Authorities believe Estonia was the target of a cyberattack.

ByABC News
May 17, 2007, 10:47 AM

May 17, 2007 — -- The legacy of World War II continues to haunt Europe and may have just started a new confrontation -- this one befitting the digital age. Computers in the entire nation of Estonia have been virtually shutdown, and the Estonians blame Russia.

Estonia, a country of only a million and a half citizens situated in Europe's far north between Finland and Russia, has undergone nearly three weeks of cyberattack and the country is accusing Russia for being behind it.

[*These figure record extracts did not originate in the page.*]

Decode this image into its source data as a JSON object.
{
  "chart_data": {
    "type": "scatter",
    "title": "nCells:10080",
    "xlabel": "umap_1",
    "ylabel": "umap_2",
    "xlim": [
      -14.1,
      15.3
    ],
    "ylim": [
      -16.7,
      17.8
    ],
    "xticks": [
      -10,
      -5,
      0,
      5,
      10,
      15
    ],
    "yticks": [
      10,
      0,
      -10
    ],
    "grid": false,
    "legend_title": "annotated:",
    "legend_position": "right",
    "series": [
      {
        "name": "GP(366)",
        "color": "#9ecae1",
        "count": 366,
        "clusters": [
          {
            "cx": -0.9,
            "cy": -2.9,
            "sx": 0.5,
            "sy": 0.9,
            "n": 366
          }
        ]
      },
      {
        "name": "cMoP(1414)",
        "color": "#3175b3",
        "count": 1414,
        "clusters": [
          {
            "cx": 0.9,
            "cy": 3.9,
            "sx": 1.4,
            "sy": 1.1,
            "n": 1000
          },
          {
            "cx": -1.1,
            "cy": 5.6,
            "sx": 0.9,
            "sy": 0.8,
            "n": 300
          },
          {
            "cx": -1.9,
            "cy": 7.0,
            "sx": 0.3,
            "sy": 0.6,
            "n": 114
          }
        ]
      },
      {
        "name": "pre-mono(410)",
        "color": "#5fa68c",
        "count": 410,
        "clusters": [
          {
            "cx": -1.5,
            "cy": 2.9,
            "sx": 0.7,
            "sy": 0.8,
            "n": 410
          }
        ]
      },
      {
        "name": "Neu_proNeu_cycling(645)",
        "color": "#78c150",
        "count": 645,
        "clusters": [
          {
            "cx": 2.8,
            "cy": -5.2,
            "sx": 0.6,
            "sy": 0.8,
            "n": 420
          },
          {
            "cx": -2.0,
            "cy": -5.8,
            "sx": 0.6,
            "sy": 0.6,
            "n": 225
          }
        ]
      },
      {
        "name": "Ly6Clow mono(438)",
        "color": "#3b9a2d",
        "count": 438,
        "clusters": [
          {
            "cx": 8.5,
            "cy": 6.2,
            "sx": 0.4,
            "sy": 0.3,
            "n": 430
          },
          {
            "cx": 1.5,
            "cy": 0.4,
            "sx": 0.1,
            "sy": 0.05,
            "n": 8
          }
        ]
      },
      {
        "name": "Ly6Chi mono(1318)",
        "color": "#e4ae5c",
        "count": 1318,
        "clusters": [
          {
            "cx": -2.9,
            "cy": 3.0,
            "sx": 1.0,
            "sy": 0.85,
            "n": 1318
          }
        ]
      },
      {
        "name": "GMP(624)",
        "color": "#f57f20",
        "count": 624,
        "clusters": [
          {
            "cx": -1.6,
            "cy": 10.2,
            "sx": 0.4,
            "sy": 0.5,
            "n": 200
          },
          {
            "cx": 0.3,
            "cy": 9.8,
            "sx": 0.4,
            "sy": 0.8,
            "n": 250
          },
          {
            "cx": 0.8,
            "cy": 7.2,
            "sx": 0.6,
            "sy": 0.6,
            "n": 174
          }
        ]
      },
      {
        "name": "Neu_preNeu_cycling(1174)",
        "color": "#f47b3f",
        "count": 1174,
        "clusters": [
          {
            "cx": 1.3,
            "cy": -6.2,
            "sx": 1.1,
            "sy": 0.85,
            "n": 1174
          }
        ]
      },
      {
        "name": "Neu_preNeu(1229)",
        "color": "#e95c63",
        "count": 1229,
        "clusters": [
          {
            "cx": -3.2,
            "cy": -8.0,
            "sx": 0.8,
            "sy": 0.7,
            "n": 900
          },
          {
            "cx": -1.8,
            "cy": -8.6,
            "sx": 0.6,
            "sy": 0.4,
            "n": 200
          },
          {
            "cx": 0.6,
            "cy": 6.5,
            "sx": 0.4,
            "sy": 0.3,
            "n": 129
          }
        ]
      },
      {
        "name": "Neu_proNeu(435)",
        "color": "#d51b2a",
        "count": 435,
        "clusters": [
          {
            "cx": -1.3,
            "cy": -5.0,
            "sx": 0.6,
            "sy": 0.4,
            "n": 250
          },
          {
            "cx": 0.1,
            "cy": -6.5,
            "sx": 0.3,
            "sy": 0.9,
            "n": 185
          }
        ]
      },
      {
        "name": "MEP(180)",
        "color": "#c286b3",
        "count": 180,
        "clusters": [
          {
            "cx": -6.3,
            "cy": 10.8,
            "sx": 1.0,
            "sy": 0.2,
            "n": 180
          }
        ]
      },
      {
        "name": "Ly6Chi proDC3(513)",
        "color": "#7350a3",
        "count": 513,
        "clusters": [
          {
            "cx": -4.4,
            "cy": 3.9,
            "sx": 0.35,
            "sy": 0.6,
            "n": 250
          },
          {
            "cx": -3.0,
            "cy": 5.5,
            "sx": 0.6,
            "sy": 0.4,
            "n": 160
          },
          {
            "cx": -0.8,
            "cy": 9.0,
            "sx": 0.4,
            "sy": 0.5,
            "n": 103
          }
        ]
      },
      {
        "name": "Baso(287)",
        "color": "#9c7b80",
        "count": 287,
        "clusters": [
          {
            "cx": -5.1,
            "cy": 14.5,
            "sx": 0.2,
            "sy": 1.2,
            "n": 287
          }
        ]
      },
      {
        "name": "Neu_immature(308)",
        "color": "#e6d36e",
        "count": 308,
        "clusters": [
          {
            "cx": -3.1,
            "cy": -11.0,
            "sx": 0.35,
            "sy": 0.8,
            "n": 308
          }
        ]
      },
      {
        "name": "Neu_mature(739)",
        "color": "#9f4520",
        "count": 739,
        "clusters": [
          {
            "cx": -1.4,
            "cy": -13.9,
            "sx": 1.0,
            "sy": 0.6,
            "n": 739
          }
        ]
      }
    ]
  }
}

Russia and Estonia have a long and complicated history. In 1940, when the Soviet Union occupied Estonia under the Ribbentropp-Molotov treaty, Nazi Germany and its then-ally the Soviet Union were expected to carve up this part of Europe between them. After the war, the Soviet Union reoccupied Estonia until the breakup of the Soviet Union in 1991.

On April 27 the Estonians decided to relocate a monument to Soviet soldiers from the center of the capital city of Tallinn. For Russians this was sacrilege. Russian children have been taught that Soviet troops went into Estonia as liberators. For Estonians, however, this was the removal of a symbol of over 50 years of Soviet oppression.

Years of Soviet occupation left a sizeable Russian-speaking minority in Estonia. The day the Soviet memorial was to be relocated to a military cemetery, many Russians came out in its defense. Riots left 160 people injured, one youth dead, and the city center pillaged.

All of a sudden, also on that day, many Estonians found out that they could not access their Internet or read their mail. For nearly three weeks the life of the country had been disrupted. The entire state administration was paralyzed, banks came to a standstill and companies had to freeze their operations.

It didn't take long for the problem to be diagnosed as a cyberattack by another country or a very well organized entity.

While no one at this stage will point blaming fingers at any one country, Estonians have little doubt that it's Russia taking revenge. Immediately after the incident with the monument, Russian politicians were calling for an economic blockade of Estonia. The Estonian embassy in Moscow was attacked and Russian police turned a blind eye to violent protesters.

This is the first known incident of an entire country being subjected to a cyberattack. Both NATO and the European Union see this as an attack on one of their member states, and NATO rushed in its IT specialists to solve and analyze the problem. Three hundred top Estonian IT specialists worked day and night with little sleep to study this unprecedented attack.